There is no hiding the subjective nature of providing recommendations. Nevertheless, this is a critical juncture in the process, one that represents a shift from research to solving problems. Some common problems include: overly vague recommendations, recommendations that are in direct conflict with business goals, recommendations that reflect personal opinion alone, and implicit recommendations. To avoid some of these pitfalls, it is critical that evaluators provide solid evidence for how a recommendation supports the issue that is uncovered. Similarly, we have found that recommendations are most useful when the usability team has been closely involved in the development process.
It is important to know that in a medical device summative report, third-party evaluators such as Farm are not supposed to suggest how an issue will be mitigated. We simply report the issue and provide the root cause from the user’s perspective. It is up to the device manufacturer to report to the FDA how they fixed the problem and re-tested the issue.
The Value of Usability Testing
According to available research, the results of usability testing and expert reviews can be inconsistent across evaluators.
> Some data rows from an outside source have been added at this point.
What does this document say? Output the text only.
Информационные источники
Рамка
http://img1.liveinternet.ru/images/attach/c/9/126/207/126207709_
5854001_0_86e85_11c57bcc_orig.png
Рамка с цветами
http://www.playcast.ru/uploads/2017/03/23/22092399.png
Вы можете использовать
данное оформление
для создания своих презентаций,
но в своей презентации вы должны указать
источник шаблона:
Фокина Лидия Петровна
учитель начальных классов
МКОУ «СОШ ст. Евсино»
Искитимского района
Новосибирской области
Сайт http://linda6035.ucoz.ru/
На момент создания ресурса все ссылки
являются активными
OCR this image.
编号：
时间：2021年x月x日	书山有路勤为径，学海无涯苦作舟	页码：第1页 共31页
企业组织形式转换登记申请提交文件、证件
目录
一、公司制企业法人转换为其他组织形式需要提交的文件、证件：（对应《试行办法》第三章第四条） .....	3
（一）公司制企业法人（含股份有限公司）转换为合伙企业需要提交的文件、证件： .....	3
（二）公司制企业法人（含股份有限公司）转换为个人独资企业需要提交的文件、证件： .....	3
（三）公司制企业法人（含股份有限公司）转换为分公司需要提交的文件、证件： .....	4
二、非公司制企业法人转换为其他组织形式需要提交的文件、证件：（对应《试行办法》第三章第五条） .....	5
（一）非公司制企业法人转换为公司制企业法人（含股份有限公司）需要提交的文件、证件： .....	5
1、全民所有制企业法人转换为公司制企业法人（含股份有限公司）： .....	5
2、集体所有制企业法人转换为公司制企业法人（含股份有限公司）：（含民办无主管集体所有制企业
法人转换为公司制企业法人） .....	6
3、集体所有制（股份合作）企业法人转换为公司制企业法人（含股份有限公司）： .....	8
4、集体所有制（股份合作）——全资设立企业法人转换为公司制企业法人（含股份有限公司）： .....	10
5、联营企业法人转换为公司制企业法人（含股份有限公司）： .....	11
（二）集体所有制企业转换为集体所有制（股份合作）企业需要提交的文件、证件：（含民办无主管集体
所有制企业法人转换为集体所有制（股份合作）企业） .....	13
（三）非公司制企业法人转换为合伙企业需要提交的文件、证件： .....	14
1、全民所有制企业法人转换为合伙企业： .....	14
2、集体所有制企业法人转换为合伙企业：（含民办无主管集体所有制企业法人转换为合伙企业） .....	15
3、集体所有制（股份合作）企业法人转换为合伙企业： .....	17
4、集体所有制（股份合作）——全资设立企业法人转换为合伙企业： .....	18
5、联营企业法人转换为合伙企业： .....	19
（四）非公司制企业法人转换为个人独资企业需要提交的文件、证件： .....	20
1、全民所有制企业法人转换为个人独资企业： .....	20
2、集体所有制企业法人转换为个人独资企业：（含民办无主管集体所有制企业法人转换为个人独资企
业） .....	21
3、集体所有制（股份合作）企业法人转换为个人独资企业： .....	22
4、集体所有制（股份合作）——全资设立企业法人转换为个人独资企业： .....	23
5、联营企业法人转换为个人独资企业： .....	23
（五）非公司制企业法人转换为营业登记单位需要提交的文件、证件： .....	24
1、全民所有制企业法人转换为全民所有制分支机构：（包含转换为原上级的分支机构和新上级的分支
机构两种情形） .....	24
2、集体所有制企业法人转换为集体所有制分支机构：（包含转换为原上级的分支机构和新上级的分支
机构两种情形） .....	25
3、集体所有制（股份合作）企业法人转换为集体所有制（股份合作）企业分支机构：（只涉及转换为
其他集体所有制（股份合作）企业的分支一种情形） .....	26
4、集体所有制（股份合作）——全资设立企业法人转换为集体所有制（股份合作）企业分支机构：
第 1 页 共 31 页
Fortunately, they can be made more reliable by applying rigor to various aspects of usability evaluations, including the test protocol and task selection. A usability evaluation, while based on the fundamental principles of behavioral science, is a tool used to provide better and safer products, and it should be judged on its ability to inform design change, to improve the user experience, and to improve the safety of medical devices. The science of evaluating products is not perfect, but if we keep the end goal in mind, we will have a better appreciation for the positive impact that usability evaluations have on product development.
1 Molich, R., & Dumas, J.S. (2008). Comparative usability evaluation (CUE-4). Behavior & Information Technology, 27(3), 263-281.
2 Nielsen, J., and Molich, R. (1990, April). Heuristic evaluation of user interfaces. CHI 1990 Proceedings, 249-256. Seatle, Washington.